A few years back she spoke at the January Series, the Calvin College annual winter gift to us all that is broadcast live at the Dogwood Center. One glimpse at the schedule that year and I knew that whatever else was going on in my life that day could wait because my behind was going to be in a good seat to hear her presentation.
And she was, most assuredly, not disappointing.
Roberts was candid, funny, and unafraid to be opinionated yet refraining from being unnecessarily unkind. She called out politicians and expressed her frustration at seeing how they were focused on sustained incumbency rather than any real problem solving.
And her wealth of historical knowledge provided an odd sense of relief when she said that today’s political divisiveness is perhaps not the worst our country has faced, referencing the 1850’s and the caning of a senator in the halls of Congress by a member of the house incensed at being referred to in a speech by the canee as 'an imbecile who held slavery as his harlot' among other things.
She reminded us, however, that the era she spoke of ended in Civil War.
Roberts spoke of her deeply rooted Catholic faith and had 2 years prior written a book with her husband about their 40+ year marriage and how they incorporated her Catholicism and his Judaism into an interfaith melding of both in celebration and worship.

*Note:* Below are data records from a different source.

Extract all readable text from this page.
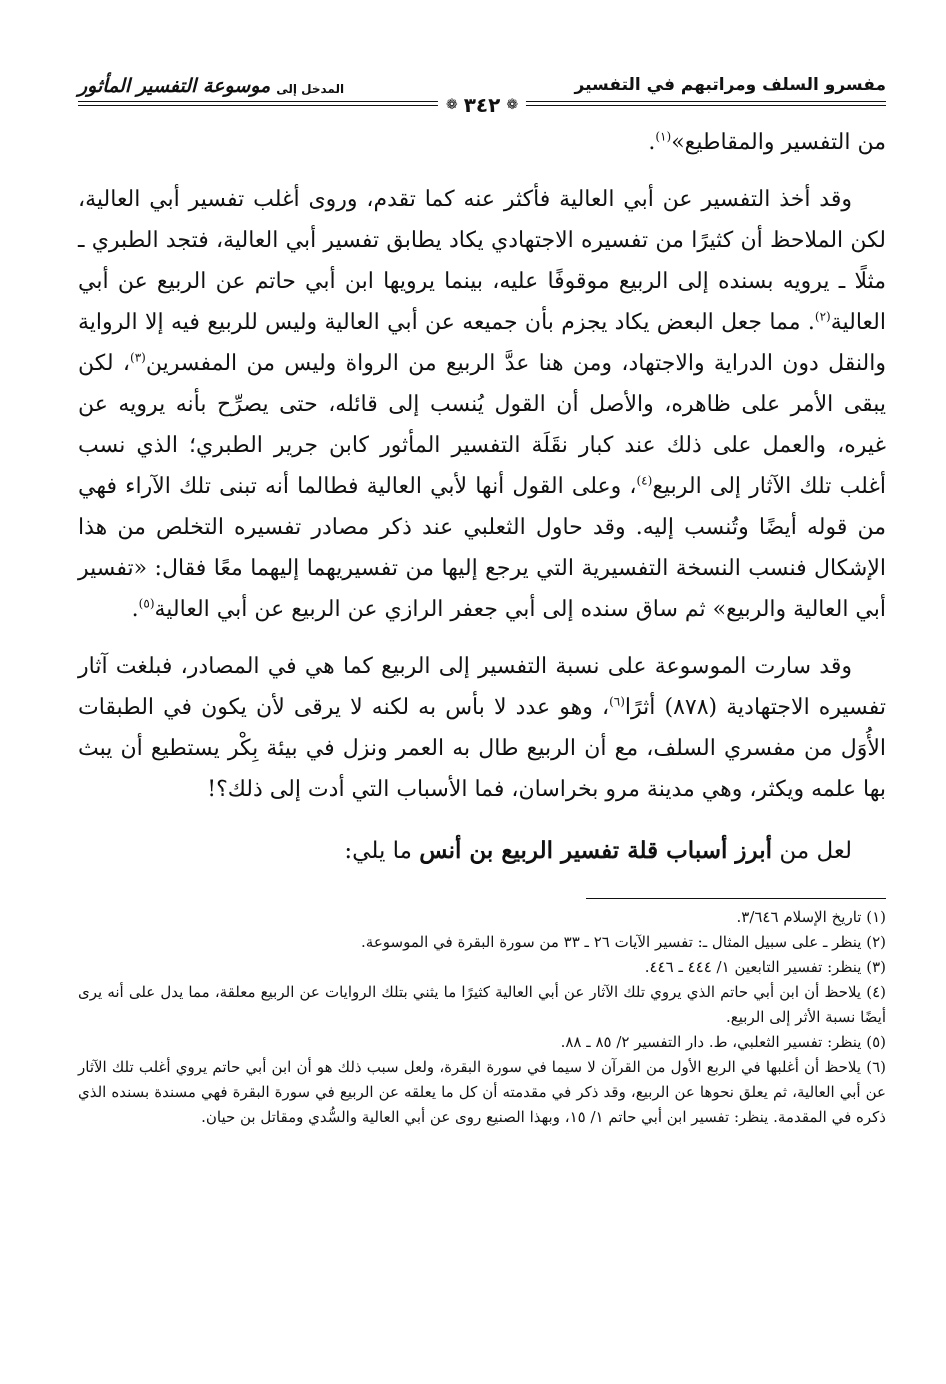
مفسرو السلف ومراتبهم في التفسير
المدخل إلى
موسوعة التفسير المأثور
❁
٣٤٢
❁

من التفسير والمقاطيع»$^{(١)}$.

وقد أخذ التفسير عن أبي العالية فأكثر عنه كما تقدم، وروى أغلب تفسير أبي العالية، لكن الملاحظ أن كثيرًا من تفسيره الاجتهادي يكاد يطابق تفسير أبي العالية، فتجد الطبري ـ مثلًا ـ يرويه بسنده إلى الربيع موقوفًا عليه، بينما يرويها ابن أبي حاتم عن الربيع عن أبي العالية$^{(٢)}$. مما جعل البعض يكاد يجزم بأن جميعه عن أبي العالية وليس للربيع فيه إلا الرواية والنقل دون الدراية والاجتهاد، ومن هنا عدَّ الربيع من الرواة وليس من المفسرين$^{(٣)}$، لكن يبقى الأمر على ظاهره، والأصل أن القول يُنسب إلى قائله، حتى يصرِّح بأنه يرويه عن غيره، والعمل على ذلك عند كبار نقَلَة التفسير المأثور كابن جرير الطبري؛ الذي نسب أغلب تلك الآثار إلى الربيع$^{(٤)}$، وعلى القول أنها لأبي العالية فطالما أنه تبنى تلك الآراء فهي من قوله أيضًا وتُنسب إليه. وقد حاول الثعلبي عند ذكر مصادر تفسيره التخلص من هذا الإشكال فنسب النسخة التفسيرية التي يرجع إليها من تفسيريهما إليهما معًا فقال: «تفسير أبي العالية والربيع» ثم ساق سنده إلى أبي جعفر الرازي عن الربيع عن أبي العالية$^{(٥)}$.

وقد سارت الموسوعة على نسبة التفسير إلى الربيع كما هي في المصادر، فبلغت آثار تفسيره الاجتهادية (٨٧٨) أثرًا$^{(٦)}$، وهو عدد لا بأس به لكنه لا يرقى لأن يكون في الطبقات الأُوَل من مفسري السلف، مع أن الربيع طال به العمر ونزل في بيئة بِكْر يستطيع أن يبث بها علمه ويكثر، وهي مدينة مرو بخراسان، فما الأسباب التي أدت إلى ذلك؟!

لعل من أبرز أسباب قلة تفسير الربيع بن أنس ما يلي:

(١) تاريخ الإسلام ٣/٦٤٦.

(٢) ينظر ـ على سبيل المثال ـ: تفسير الآيات ٢٦ ـ ٣٣ من سورة البقرة في الموسوعة.

(٣) ينظر: تفسير التابعين ١/ ٤٤٤ ـ ٤٤٦.

(٤) يلاحظ أن ابن أبي حاتم الذي يروي تلك الآثار عن أبي العالية كثيرًا ما يثني بتلك الروايات عن الربيع معلقة، مما يدل على أنه يرى أيضًا نسبة الأثر إلى الربيع.

(٥) ينظر: تفسير الثعلبي، ط. دار التفسير ٢/ ٨٥ ـ ٨٨.

(٦) يلاحظ أن أغلبها في الربع الأول من القرآن لا سيما في سورة البقرة، ولعل سبب ذلك هو أن ابن أبي حاتم يروي أغلب تلك الآثار عن أبي العالية، ثم يعلق نحوها عن الربيع، وقد ذكر في مقدمته أن كل ما يعلقه عن الربيع في سورة البقرة فهي مسندة بسنده الذي ذكره في المقدمة. ينظر: تفسير ابن أبي حاتم ١/ ١٥، وبهذا الصنيع روى عن أبي العالية والسُّدي ومقاتل بن حيان.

I left impressed even more by the woman I had long admired.
During elections Roberts occasionally made appearances on one of the network news stations among the cadre of regular correspondents who always seem to clamor for the clever word or searing speculative thought. Her responses were always like a breath of fresh air arriving in a much too stuffy room. Marked by clarity, insight and a boatload of inside info she radiated competence and the others paled in comparison through no doing of her own other than being who she was.
A journalist...a consummate correspondent.
She was a sheer delight to listen to over the years and will be greatly missed.
Thank you Ms. Roberts.
And well done, Ma’am. Well done indeed.